An example of this is: a two year old Volvo XC90 with a predicted value of 18,775 pounds now has an actual value of 12,600 pounds, according to research by the magazine Auto Express based on figures from CAP, the car data analysts. A 3 year old BMW 750i with a predicted value of 22,400 pounds is worth 15,600 pounds, a drop of 44 per cent.
A spokesman for the AA, said: 'This is shocking news. Many people will suffer.' He said this will harm the new car market as well as negative equity on cars stopping buyers from taking up such finance deals.
The Finance and Leasing Association said that it was important that drivers remembered that car values could end up higher or lower than the MGFV. However, as buyers had the option of simply handing back their keys, the risk was with the dealer, rather than the buyer.
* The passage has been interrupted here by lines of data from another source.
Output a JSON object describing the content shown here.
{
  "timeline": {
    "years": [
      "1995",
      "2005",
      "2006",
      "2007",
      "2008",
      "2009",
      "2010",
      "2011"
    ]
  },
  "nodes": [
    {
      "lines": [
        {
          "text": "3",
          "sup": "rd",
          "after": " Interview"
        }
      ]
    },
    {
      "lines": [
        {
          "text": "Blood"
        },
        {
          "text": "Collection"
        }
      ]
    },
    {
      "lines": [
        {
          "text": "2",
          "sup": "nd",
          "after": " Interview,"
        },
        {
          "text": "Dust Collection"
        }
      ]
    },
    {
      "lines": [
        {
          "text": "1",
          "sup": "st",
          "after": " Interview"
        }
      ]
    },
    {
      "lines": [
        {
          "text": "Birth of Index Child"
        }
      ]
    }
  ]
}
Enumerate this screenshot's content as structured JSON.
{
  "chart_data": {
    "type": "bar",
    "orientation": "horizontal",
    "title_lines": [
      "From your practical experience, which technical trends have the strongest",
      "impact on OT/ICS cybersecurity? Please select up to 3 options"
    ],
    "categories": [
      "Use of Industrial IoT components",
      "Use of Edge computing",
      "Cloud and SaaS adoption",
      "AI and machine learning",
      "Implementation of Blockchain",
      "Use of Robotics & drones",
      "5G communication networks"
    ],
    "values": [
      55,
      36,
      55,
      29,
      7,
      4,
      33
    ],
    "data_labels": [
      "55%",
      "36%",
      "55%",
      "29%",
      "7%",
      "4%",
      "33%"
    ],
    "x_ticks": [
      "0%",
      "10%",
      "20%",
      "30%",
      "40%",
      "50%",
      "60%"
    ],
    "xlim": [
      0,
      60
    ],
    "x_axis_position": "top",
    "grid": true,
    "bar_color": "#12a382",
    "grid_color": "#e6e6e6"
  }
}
The gentleman from the AA said: 'Those who have had their fingers burned will not have any incentive to buy another new car under this type of deal.' An Auto Express spokesman said: 'The slump in values means drivers who bought their cars on PCP are left with a final payment that's more than the vehicle is worth. It leaves drivers out of pocket.'
The credit crunch and recession has led to a slump in car sales so motorists are caught in a vicious spiral. This has then hit the resale values of cars when drivers come to resell or trade in their vehicles. It does mean bargains for buyers though, but those trying to sell or trade in their cars will find their vehicles are worth thousands of pounds less than they had hoped for.
In the last year sales of new cars plummeted by 37 percent, the worst fall for more than 28 years. Makers of top end luxury and sports cars, large 4X4s and 'gas-guzzlers' are bearing the brunt of the crash, with sales drops far in excess of that average.